The Southland Times

Economy in ‘danger zone’

- Hamish Rutherford

New Zealand’s economy could be entering a ‘‘danger zone’’, economists warn, in which a weak start to the year feeds falling business confidence, which could see the economy lose momentum throughout 2018.

On Thursday Statistics New Zealand will release economic growth figures for the first three months of 2018 expected to show the economy expanded by around 0.5 per cent. Three of New Zealand’s four largest banks are tipping 0.4 per cent growth.

If the figures turn out to be correct, annual growth would have slowed to around 2.6 per cent, the slowest rate of annual expansion since 2014.

While a bounce-back in the current, June 30-ending quarter, is likely, economists are increasing­ly warning of a loss of momentum.

‘‘We have been warning for some time of the likelihood of a soft patch in growth over the first half of this year, as uncertaint­y around the new Government’s policies weighs on firms’ expansion plans and households’ willingnes­s to spend,’’ Westpac senior economist Michael Gordon said.

‘‘A lift in government spending will help to support growth, but this is more of a prospect for next year’s growth rate.’’

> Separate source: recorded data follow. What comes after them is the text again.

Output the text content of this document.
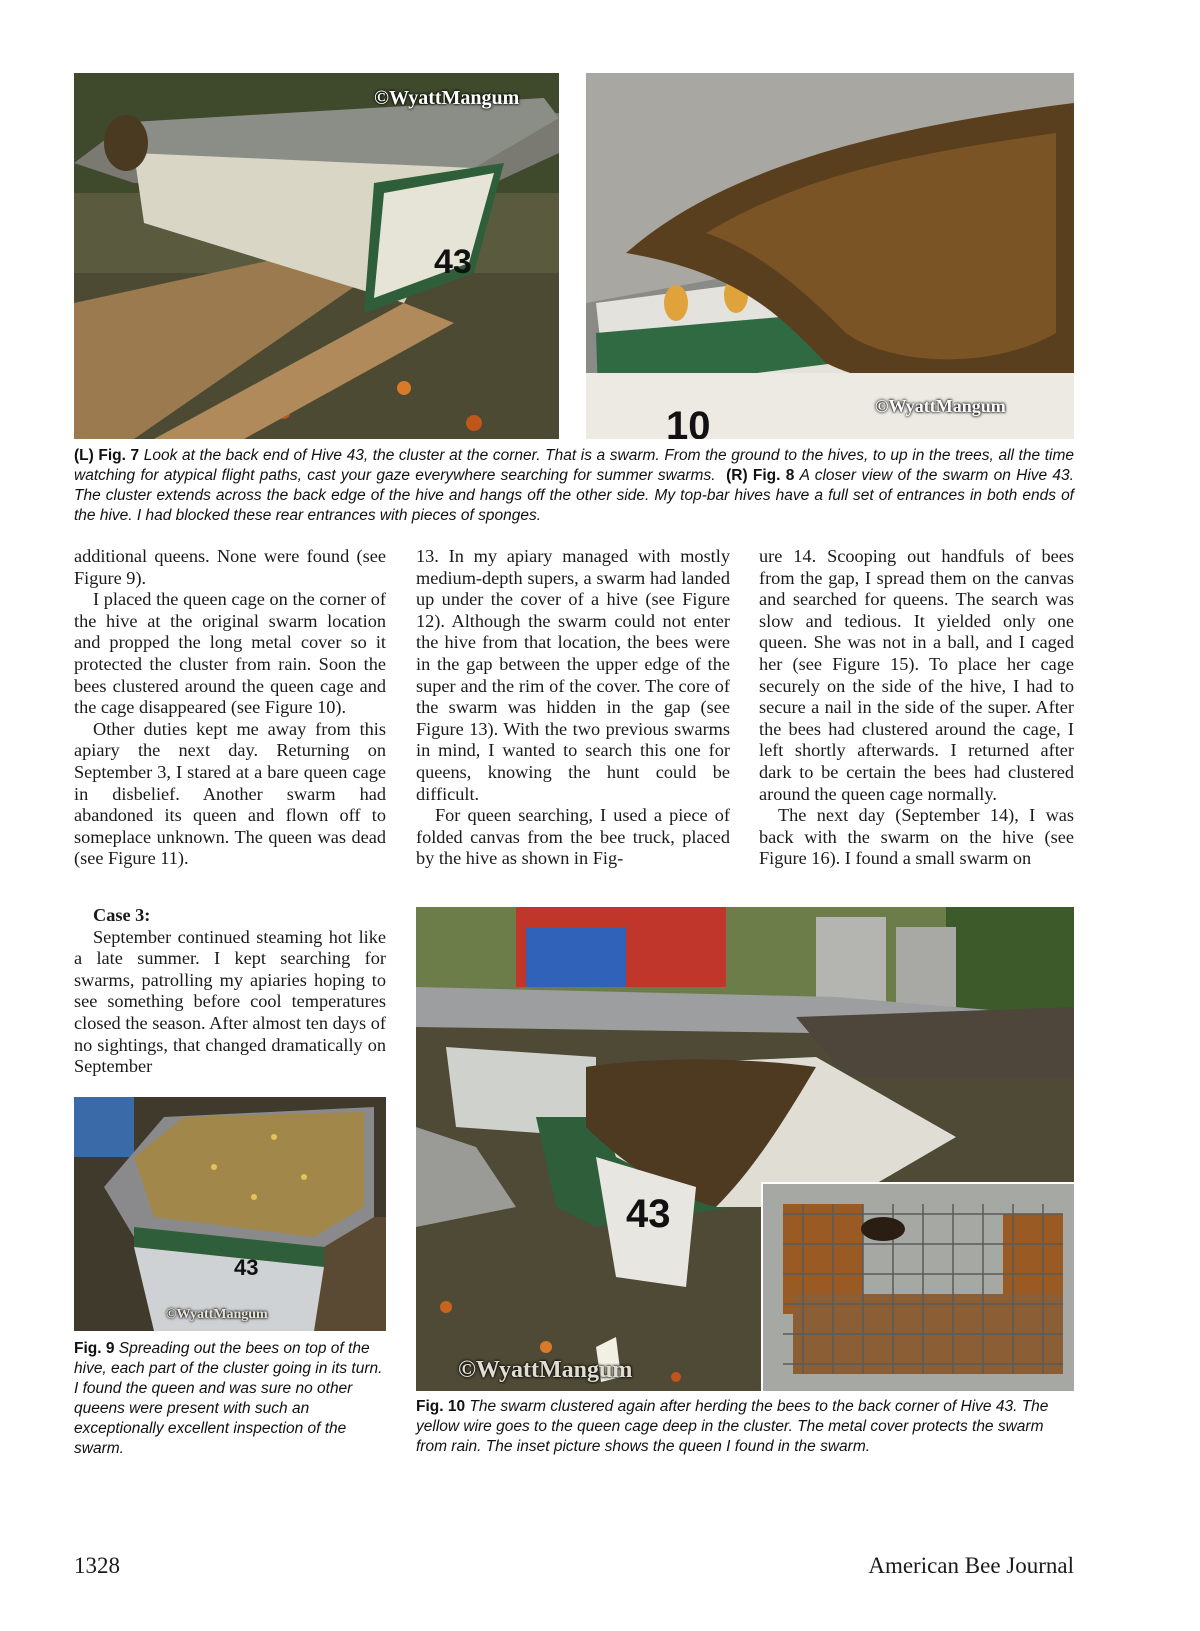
43
©WyattMangum
10	©WyattMangum
(L) Fig. 7 Look at the back end of Hive 43, the cluster at the corner. That is a swarm. From the ground to the hives, to up in the trees, all the time watching for atypical flight paths, cast your gaze everywhere searching for summer swarms. (R) Fig. 8 A closer view of the swarm on Hive 43. The cluster extends across the back edge of the hive and hangs off the other side. My top-bar hives have a full set of entrances in both ends of the hive. I had blocked these rear entrances with pieces of sponges.

additional queens. None were found (see Figure 9).

I placed the queen cage on the corner of the hive at the original swarm location and propped the long metal cover so it protected the cluster from rain. Soon the bees clustered around the queen cage and the cage disappeared (see Figure 10).

Other duties kept me away from this apiary the next day. Returning on September 3, I stared at a bare queen cage in disbelief. Another swarm had abandoned its queen and flown off to someplace unknown. The queen was dead (see Figure 11).

13. In my apiary managed with mostly medium-depth supers, a swarm had landed up under the cover of a hive (see Figure 12). Although the swarm could not enter the hive from that location, the bees were in the gap between the upper edge of the super and the rim of the cover. The core of the swarm was hidden in the gap (see Figure 13). With the two previous swarms in mind, I wanted to search this one for queens, knowing the hunt could be difficult.

For queen searching, I used a piece of folded canvas from the bee truck, placed by the hive as shown in Fig-

ure 14. Scooping out handfuls of bees from the gap, I spread them on the canvas and searched for queens. The search was slow and tedious. It yielded only one queen. She was not in a ball, and I caged her (see Figure 15). To place her cage securely on the side of the hive, I had to secure a nail in the side of the super. After the bees had clustered around the cage, I left shortly afterwards. I returned after dark to be certain the bees had clustered around the queen cage normally.

The next day (September 14), I was back with the swarm on the hive (see Figure 16). I found a small swarm on

Case 3:

September continued steaming hot like a late summer. I kept searching for swarms, patrolling my apiaries hoping to see something before cool temperatures closed the season. After almost ten days of no sightings, that changed dramatically on September

43
©WyattMangum
Fig. 9 Spreading out the bees on top of the hive, each part of the cluster going in its turn. I found the queen and was sure no other queens were present with such an exceptionally excellent inspection of the swarm.
43
©WyattMangum
Fig. 10 The swarm clustered again after herding the bees to the back corner of Hive 43. The yellow wire goes to the queen cage deep in the cluster. The metal cover protects the swarm from rain. The inset picture shows the queen I found in the swarm.
1328	American Bee Journal
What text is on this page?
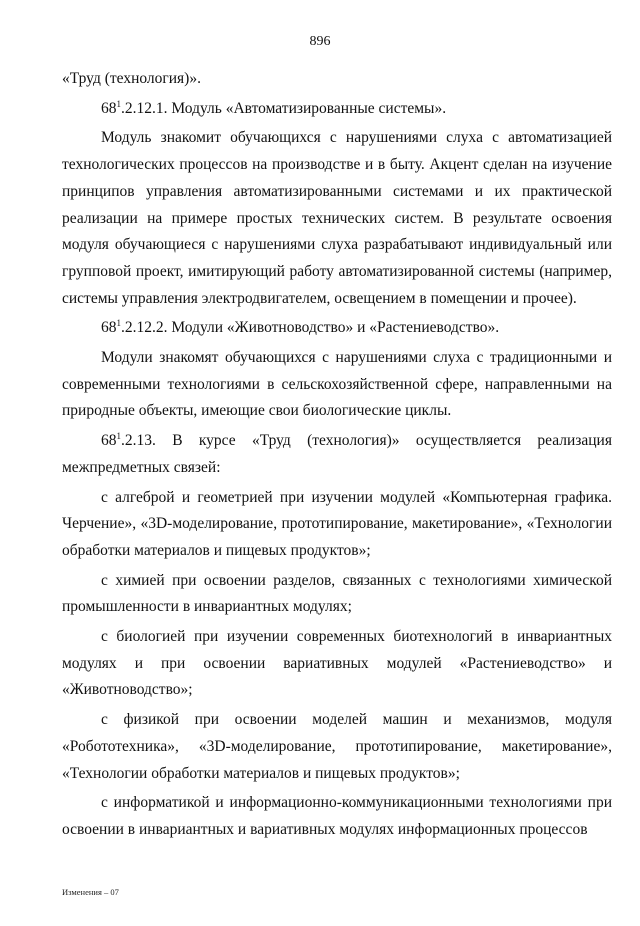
896

«Труд (технология)».

$68^1.2.12.1$. Модуль «Автоматизированные системы».

Модуль знакомит обучающихся с нарушениями слуха с автоматизацией технологических процессов на производстве и в быту. Акцент сделан на изучение принципов управления автоматизированными системами и их практической реализации на примере простых технических систем. В результате освоения модуля обучающиеся с нарушениями слуха разрабатывают индивидуальный или групповой проект, имитирующий работу автоматизированной системы (например, системы управления электродвигателем, освещением в помещении и прочее).

$68^1.2.12.2$. Модули «Животноводство» и «Растениеводство».

Модули знакомят обучающихся с нарушениями слуха с традиционными и современными технологиями в сельскохозяйственной сфере, направленными на природные объекты, имеющие свои биологические циклы.

$68^1.2.13$. В курсе «Труд (технология)» осуществляется реализация межпредметных связей:

с алгеброй и геометрией при изучении модулей «Компьютерная графика. Черчение», «3D-моделирование, прототипирование, макетирование», «Технологии обработки материалов и пищевых продуктов»;

с химией при освоении разделов, связанных с технологиями химической промышленности в инвариантных модулях;

с биологией при изучении современных биотехнологий в инвариантных модулях и при освоении вариативных модулей «Растениеводство» и «Животноводство»;

с физикой при освоении моделей машин и механизмов, модуля «Робототехника», «3D-моделирование, прототипирование, макетирование», «Технологии обработки материалов и пищевых продуктов»;

с информатикой и информационно-коммуникационными технологиями при освоении в инвариантных и вариативных модулях информационных процессов

Изменения – 07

Westpac expects Thursday’s figures to show 0.4 per cent expansion, well below Treasury and the Reserve Bank’s 0.7 per cent prediction.

Weaker-than-expected growth ‘‘would put some pressure on the Government’s revenue and spending projection­s, and would reinforce the message that official cash rate hikes are quite a way off,’’ Gordon said.

Since September and the general election, headline business confidence has fallen sharply. While the ‘‘own activity’’ measure – which asks individual businesses how they are performing – held up initially, the figure has drifted lower in early 2018.